Segundo o próprio ex-deputado, um dos fatores considerados em sua solicitação foi o desempenho eleitoral obtido nas eleições de 2022, quando conquistou uma das maiores votações para deputado federal em São Paulo. Ele afirmou que esse histórico ajudou a fortalecer o pedido apresentado às autoridades de imigração dos Estados Unidos.

Apesar da concessão da residência permanente, especialistas em direito internacional consultados pelo Metrópoles explicam que o green card não impede automaticamente um eventual pedido de extradição. Em outras palavras, o documento autoriza a permanência legal em território americano, mas não elimina a possibilidade de cooperação entre os governos, caso sejam preenchidos os requisitos previstos em tratados e na legislação aplicável.

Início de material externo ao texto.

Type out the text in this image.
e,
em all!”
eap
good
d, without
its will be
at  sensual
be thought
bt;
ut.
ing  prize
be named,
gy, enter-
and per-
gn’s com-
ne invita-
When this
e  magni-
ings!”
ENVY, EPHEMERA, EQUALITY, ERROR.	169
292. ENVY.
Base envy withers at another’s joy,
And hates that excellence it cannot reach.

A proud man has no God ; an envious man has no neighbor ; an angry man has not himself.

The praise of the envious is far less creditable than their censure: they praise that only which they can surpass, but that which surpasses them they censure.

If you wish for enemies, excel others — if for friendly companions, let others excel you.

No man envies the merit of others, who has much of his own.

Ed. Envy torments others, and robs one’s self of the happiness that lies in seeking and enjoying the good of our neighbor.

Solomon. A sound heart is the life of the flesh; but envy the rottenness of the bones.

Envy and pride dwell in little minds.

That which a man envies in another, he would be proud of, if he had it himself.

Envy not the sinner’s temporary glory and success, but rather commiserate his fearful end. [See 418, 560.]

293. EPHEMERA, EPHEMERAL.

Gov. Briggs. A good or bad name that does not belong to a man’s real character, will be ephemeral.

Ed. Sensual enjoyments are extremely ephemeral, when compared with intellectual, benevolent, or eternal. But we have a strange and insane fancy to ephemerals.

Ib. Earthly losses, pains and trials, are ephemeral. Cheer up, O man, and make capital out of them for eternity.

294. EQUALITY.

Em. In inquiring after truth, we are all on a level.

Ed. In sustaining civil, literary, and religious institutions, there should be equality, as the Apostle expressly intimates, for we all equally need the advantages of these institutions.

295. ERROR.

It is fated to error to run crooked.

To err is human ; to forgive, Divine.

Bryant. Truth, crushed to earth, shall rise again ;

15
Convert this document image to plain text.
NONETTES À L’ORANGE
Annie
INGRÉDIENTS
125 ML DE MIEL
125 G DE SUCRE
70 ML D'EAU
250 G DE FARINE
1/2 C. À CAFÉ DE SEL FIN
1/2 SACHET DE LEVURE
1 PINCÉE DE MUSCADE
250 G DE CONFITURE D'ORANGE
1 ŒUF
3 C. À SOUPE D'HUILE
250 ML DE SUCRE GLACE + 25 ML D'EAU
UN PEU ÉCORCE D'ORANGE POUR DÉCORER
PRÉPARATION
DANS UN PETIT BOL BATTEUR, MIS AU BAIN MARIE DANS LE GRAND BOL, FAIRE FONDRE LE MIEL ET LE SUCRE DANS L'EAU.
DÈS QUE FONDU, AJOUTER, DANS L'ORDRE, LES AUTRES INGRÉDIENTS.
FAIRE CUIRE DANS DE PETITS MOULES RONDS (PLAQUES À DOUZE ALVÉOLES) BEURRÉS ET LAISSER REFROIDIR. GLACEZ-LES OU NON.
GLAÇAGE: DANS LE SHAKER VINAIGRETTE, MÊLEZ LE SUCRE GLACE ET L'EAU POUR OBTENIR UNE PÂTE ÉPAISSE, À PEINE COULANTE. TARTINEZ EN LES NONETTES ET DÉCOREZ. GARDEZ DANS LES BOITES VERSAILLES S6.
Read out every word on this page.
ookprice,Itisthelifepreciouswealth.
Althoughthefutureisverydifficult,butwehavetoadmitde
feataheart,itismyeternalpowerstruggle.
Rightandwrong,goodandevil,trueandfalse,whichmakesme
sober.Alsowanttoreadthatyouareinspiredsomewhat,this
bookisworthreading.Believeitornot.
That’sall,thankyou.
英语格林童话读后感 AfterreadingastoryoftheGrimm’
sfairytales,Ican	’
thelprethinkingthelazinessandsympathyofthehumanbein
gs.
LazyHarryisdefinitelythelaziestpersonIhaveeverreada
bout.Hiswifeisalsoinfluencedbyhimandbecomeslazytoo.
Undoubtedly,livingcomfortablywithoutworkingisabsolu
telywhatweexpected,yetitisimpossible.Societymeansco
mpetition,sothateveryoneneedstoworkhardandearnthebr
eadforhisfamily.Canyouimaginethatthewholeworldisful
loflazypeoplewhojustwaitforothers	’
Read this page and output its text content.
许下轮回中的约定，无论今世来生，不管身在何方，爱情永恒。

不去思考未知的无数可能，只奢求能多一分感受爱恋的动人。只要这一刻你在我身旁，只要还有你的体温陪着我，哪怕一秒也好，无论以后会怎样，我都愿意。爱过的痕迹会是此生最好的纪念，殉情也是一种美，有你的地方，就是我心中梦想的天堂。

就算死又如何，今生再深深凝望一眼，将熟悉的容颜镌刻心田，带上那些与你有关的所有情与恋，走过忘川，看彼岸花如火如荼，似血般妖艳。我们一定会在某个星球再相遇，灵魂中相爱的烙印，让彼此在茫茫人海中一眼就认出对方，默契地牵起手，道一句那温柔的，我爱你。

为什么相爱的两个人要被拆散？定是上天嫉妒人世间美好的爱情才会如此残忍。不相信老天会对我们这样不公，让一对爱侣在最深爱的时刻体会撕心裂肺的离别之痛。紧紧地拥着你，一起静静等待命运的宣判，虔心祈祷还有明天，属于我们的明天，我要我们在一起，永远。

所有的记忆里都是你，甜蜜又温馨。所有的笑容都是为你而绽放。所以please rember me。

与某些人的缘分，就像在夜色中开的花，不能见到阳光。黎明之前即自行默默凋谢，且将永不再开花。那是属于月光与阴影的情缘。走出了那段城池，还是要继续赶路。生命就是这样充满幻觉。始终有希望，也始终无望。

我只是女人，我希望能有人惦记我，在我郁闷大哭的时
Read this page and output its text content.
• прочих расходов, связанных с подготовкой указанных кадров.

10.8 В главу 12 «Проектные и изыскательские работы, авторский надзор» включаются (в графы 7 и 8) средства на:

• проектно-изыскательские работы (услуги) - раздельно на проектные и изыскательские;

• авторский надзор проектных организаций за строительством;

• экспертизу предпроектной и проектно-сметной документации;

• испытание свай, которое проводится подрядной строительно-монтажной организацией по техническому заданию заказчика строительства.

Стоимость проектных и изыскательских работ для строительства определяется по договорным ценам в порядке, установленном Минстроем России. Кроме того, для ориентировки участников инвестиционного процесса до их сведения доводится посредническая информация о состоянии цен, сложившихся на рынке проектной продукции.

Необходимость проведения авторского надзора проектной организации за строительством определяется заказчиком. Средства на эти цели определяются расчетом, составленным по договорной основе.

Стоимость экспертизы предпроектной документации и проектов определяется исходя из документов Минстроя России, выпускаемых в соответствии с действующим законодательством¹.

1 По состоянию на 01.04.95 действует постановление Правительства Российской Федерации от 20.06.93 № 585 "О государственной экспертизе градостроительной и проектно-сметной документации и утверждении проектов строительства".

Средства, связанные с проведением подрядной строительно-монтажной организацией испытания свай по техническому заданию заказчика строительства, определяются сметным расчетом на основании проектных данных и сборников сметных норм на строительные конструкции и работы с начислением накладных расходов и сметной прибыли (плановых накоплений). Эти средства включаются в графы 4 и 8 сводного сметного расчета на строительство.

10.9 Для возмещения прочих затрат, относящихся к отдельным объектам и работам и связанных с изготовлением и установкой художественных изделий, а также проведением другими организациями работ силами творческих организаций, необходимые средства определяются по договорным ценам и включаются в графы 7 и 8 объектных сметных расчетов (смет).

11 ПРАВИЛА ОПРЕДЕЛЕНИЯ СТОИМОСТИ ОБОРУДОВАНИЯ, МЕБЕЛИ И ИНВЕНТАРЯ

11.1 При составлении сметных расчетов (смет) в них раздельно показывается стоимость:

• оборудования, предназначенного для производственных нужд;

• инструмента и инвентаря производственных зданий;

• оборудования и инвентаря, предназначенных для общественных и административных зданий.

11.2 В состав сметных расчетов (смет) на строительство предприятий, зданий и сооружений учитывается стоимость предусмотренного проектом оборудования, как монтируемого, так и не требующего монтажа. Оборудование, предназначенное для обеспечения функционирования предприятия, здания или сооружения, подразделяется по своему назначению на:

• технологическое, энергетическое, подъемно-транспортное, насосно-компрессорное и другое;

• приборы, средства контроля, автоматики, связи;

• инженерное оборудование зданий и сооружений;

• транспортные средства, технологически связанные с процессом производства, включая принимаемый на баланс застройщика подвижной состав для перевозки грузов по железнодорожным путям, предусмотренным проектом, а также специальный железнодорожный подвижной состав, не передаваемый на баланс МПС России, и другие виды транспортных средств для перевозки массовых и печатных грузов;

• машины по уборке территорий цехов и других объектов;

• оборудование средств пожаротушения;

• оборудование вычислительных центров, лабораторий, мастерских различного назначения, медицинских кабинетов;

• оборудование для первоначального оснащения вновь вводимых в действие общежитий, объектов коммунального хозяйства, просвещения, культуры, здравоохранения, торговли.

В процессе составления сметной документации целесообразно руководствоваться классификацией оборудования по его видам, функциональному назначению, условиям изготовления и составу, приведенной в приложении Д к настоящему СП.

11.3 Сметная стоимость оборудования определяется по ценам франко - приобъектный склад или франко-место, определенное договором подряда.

Isso significa que, se houver um pedido formal do Brasil e ele atender às exigências legais dos dois países, as autoridades norte-americanas poderão analisar a solicitação seguindo os procedimentos previstos para esse tipo de situação. Cada caso é avaliado individualmente e depende de diversos fatores jurídicos.

Enquanto isso, os processos envolvendo Eduardo Bolsonaro continuam tramitando no Supremo Tribunal Federal. O andamento dessas ações segue os ritos estabelecidos pela legislação brasileira e poderá resultar em novas etapas judiciais nos próximos meses, conforme a evolução dos processos.

As declarações do ex-deputado repercutiram nas redes sociais e voltaram a colocar em evidência o debate sobre os desdobramentos jurídicos envolvendo figuras da política nacional. Ao mesmo tempo, especialistas destacam que a obtenção do green card representa apenas uma autorização de residência nos Estados Unidos, sem alterar, por si só, a situação dos processos que seguem em análise no Brasil.